Which gets us to the part of Steve’s post that gives lots of people reason, or excuse, to attack him. Suppose an unconscious woman is raped in a way that results in no injury — in the Steubenville case, “rape” actually consisted of digital penetration. She only finds out it happened several days later, at which point the harm is purely subjective, consists of her being offended at the knowledge that it happened. Why is this different from the subjective harm suffered by the person offended at someone else reading pornography? It feels different — to me and obviously, from his post, to Steve. But is it different, and if so why?

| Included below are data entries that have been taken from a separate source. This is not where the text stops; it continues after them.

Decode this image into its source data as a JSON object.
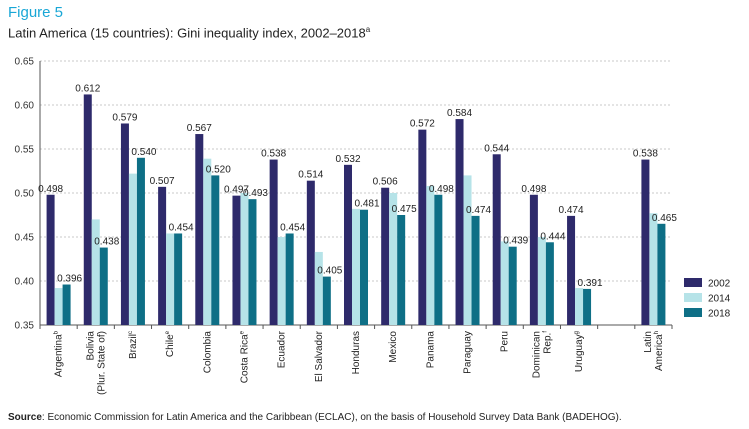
{
  "header": {
    "figure_label": "Figure 5",
    "title": "Latin America (15 countries): Gini inequality index, 2002–2018",
    "title_sup": "a"
  },
  "source": {
    "label": "Source",
    "text": ": Economic Commission for Latin America and the Caribbean (ECLAC), on the basis of Household Survey Data Bank (BADEHOG)."
  },
  "chart_data": {
    "type": "bar",
    "title": "Latin America (15 countries): Gini inequality index, 2002–2018",
    "ylim": [
      0.35,
      0.65
    ],
    "yticks": [
      "0.35",
      "0.40",
      "0.45",
      "0.50",
      "0.55",
      "0.60",
      "0.65"
    ],
    "grid": true,
    "legend_position": "right",
    "categories": [
      {
        "label": "Argentina",
        "sup": "b"
      },
      {
        "label": "Bolivia (Plur. State of)",
        "sup": ""
      },
      {
        "label": "Brazil",
        "sup": "c"
      },
      {
        "label": "Chile",
        "sup": "e"
      },
      {
        "label": "Colombia",
        "sup": ""
      },
      {
        "label": "Costa Rica",
        "sup": "e"
      },
      {
        "label": "Ecuador",
        "sup": ""
      },
      {
        "label": "El Salvador",
        "sup": ""
      },
      {
        "label": "Honduras",
        "sup": ""
      },
      {
        "label": "Mexico",
        "sup": ""
      },
      {
        "label": "Panama",
        "sup": ""
      },
      {
        "label": "Paraguay",
        "sup": ""
      },
      {
        "label": "Peru",
        "sup": ""
      },
      {
        "label": "Dominican Rep.",
        "sup": "f"
      },
      {
        "label": "Uruguay",
        "sup": "g"
      },
      {
        "label": "",
        "sup": ""
      },
      {
        "label": "Latin America",
        "sup": "h"
      }
    ],
    "series": [
      {
        "name": "2002",
        "color": "#2e2a6b",
        "values": [
          0.498,
          0.612,
          0.579,
          0.507,
          0.567,
          0.497,
          0.538,
          0.514,
          0.532,
          0.506,
          0.572,
          0.584,
          0.544,
          0.498,
          0.474,
          null,
          0.538
        ],
        "labels": [
          "0.498",
          "0.612",
          "0.579",
          "0.507",
          "0.567",
          "0.497",
          "0.538",
          "0.514",
          "0.532",
          "0.506",
          "0.572",
          "0.584",
          "0.544",
          "0.498",
          "0.474",
          "",
          "0.538"
        ]
      },
      {
        "name": "2014",
        "color": "#b6e3e8",
        "values": [
          0.392,
          0.47,
          0.522,
          0.454,
          0.539,
          0.5,
          0.45,
          0.433,
          0.482,
          0.5,
          0.508,
          0.52,
          0.445,
          0.45,
          0.392,
          null,
          0.477
        ],
        "labels": [
          "",
          "",
          "",
          "",
          "",
          "",
          "",
          "",
          "",
          "",
          "",
          "",
          "",
          "",
          "",
          "",
          ""
        ]
      },
      {
        "name": "2018",
        "color": "#0e6f86",
        "values": [
          0.396,
          0.438,
          0.54,
          0.454,
          0.52,
          0.493,
          0.454,
          0.405,
          0.481,
          0.475,
          0.498,
          0.474,
          0.439,
          0.444,
          0.391,
          null,
          0.465
        ],
        "labels": [
          "0.396",
          "0.438",
          "0.540",
          "0.454",
          "0.520",
          "0.493",
          "0.454",
          "0.405",
          "0.481",
          "0.475",
          "0.498",
          "0.474",
          "0.439",
          "0.444",
          "0.391",
          "",
          "0.465"
        ]
      }
    ]
  }
}
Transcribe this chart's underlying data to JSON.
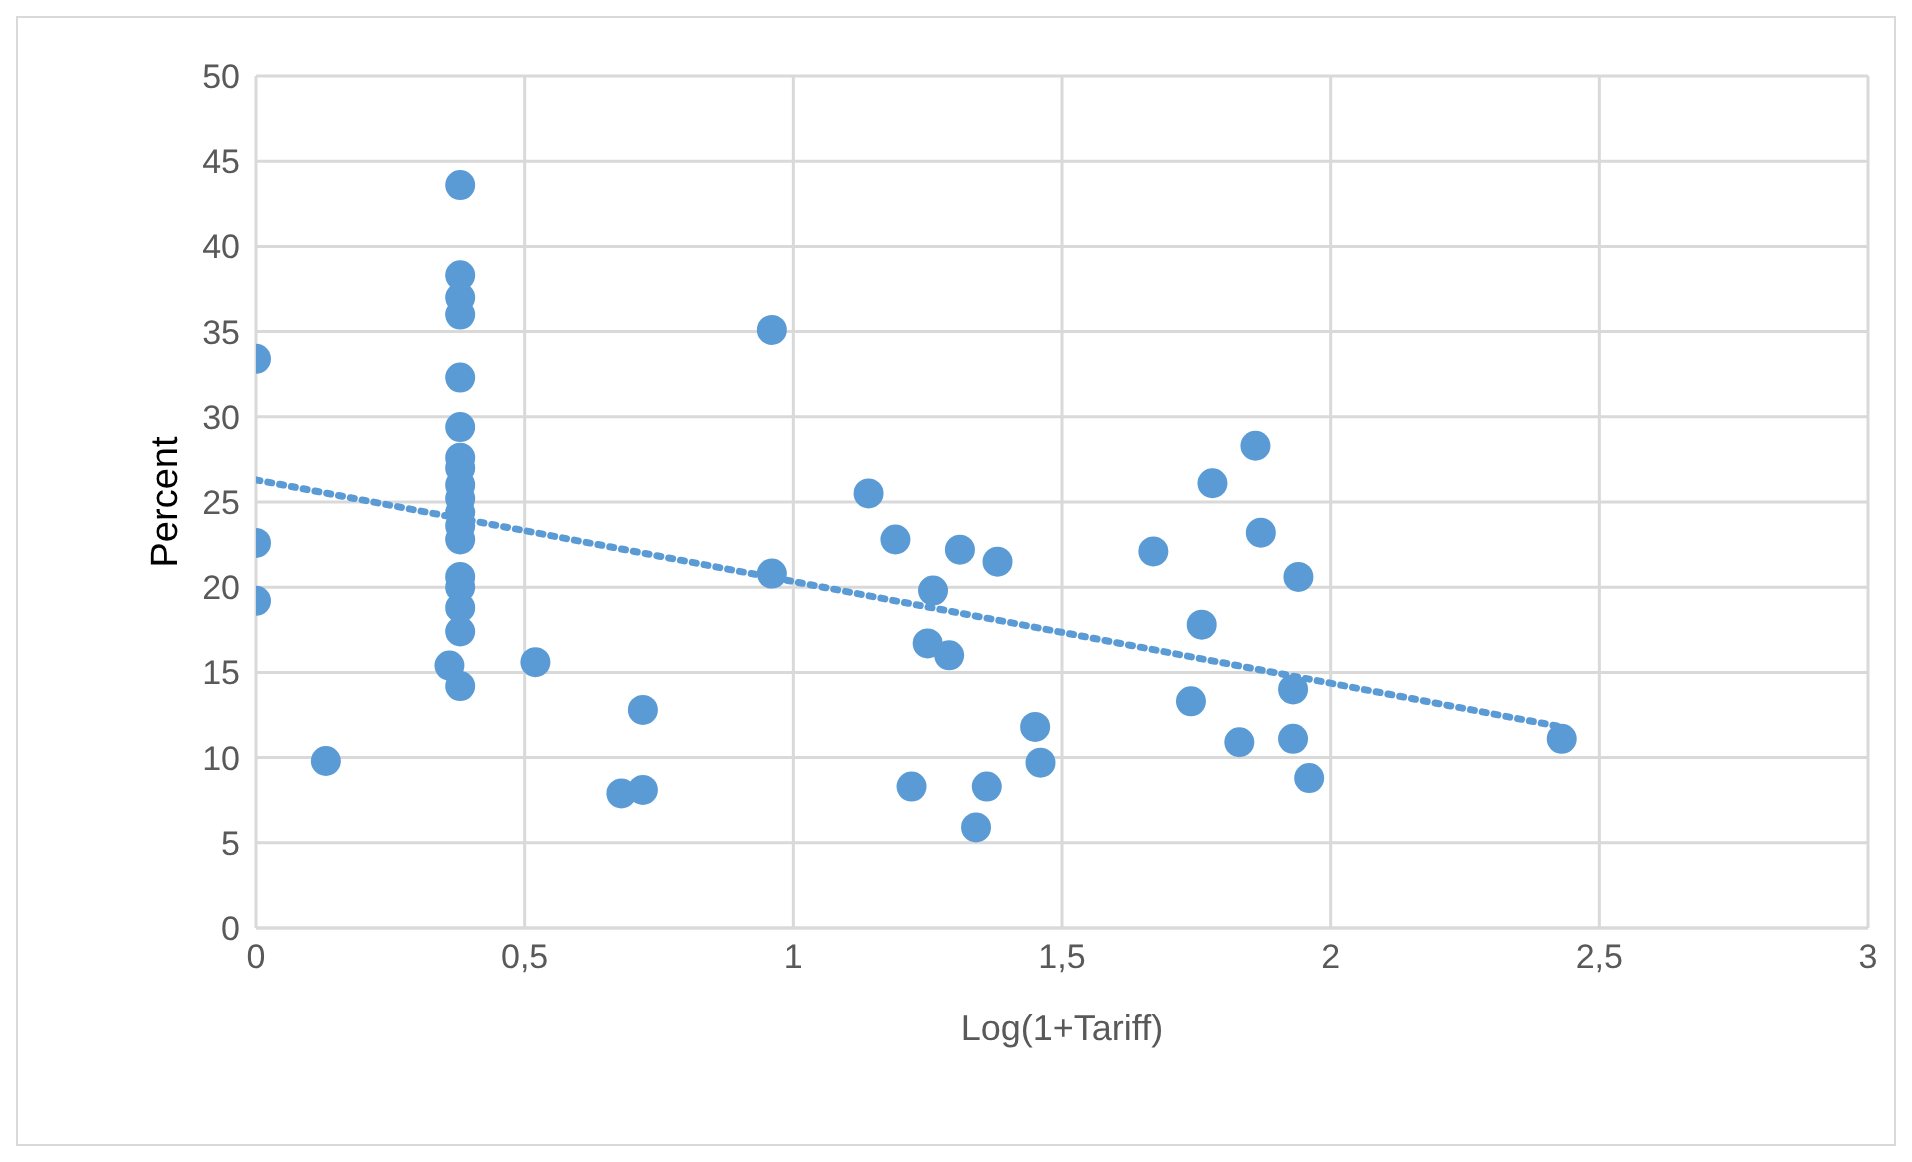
{
  "chart_data": {
    "type": "scatter",
    "xlabel": "Log(1+Tariff)",
    "ylabel": "Percent",
    "xlim": [
      0,
      3
    ],
    "xticks": [
      0,
      {
        "value": 0.5,
        "label": "0,5"
      },
      1,
      {
        "value": 1.5,
        "label": "1,5"
      },
      2,
      {
        "value": 2.5,
        "label": "2,5"
      },
      3
    ],
    "ylim": [
      0,
      50
    ],
    "yticks": [
      0,
      5,
      10,
      15,
      20,
      25,
      30,
      35,
      40,
      45,
      50
    ],
    "grid": true,
    "marker": "circle",
    "series": [
      {
        "color": "#5b9bd5",
        "x": [
          0,
          0,
          0,
          0.13,
          0.38,
          0.38,
          0.38,
          0.38,
          0.38,
          0.38,
          0.38,
          0.38,
          0.38,
          0.38,
          0.38,
          0.38,
          0.38,
          0.38,
          0.38,
          0.38,
          0.38,
          0.38,
          0.36,
          0.52,
          0.68,
          0.72,
          0.72,
          0.96,
          0.96,
          1.14,
          1.19,
          1.22,
          1.25,
          1.26,
          1.29,
          1.31,
          1.34,
          1.36,
          1.38,
          1.45,
          1.46,
          1.67,
          1.74,
          1.76,
          1.78,
          1.83,
          1.86,
          1.87,
          1.93,
          1.93,
          1.94,
          1.96,
          2.43
        ],
        "values": [
          33.4,
          22.6,
          19.2,
          9.8,
          43.6,
          38.3,
          37.0,
          36.0,
          32.3,
          29.4,
          27.6,
          27.0,
          26.0,
          25.2,
          24.4,
          23.6,
          22.8,
          20.6,
          20.0,
          18.8,
          17.4,
          14.2,
          15.4,
          15.6,
          7.9,
          8.1,
          12.8,
          35.1,
          20.8,
          25.5,
          22.8,
          8.3,
          16.7,
          19.8,
          16.0,
          22.2,
          5.9,
          8.3,
          21.5,
          11.8,
          9.7,
          22.1,
          13.3,
          17.8,
          26.1,
          10.9,
          28.3,
          23.2,
          14.0,
          11.1,
          20.6,
          8.8,
          11.1
        ]
      },
      {
        "type": "line",
        "color": "#5b9bd5",
        "line_style": "dotted",
        "marker": "none",
        "x": [
          0,
          2.43
        ],
        "values": [
          26.3,
          11.8
        ]
      }
    ]
  }
}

That, it seems to me, is an interesting question, one relevant to both law and morality. It is ultimately the same question raised by Bork, although from the other side. Bork was arguing that the harm caused by the use of contraception and the harm caused by air pollution were ultimately of the same sort, that it was legitimate to ban pollution hence legitimate to ban contraception — his article was in part an attack on Griswold v. Connecticut, the Supreme Court case that legalized contraception, a fact I had forgotten when I started writing this post. Landsburg is arguing that rape that does only subjective harm is of the same sort as reading pornography that does only subjective harm (unlike Bork, it isn’t clear that he is thinks his argument is right, only that he thinks it interesting), that it is not legitimate to ban the reading of pornography hence not legitimate to ban that particular sort of rape.

I agree with both Bork and Landsburg that there is a real puzzle in our response to the legal (and moral) issues they raise. Hence I disagree with the various commenters whose response to the Landsburg piece was that it showed he was crazy, evil, or both.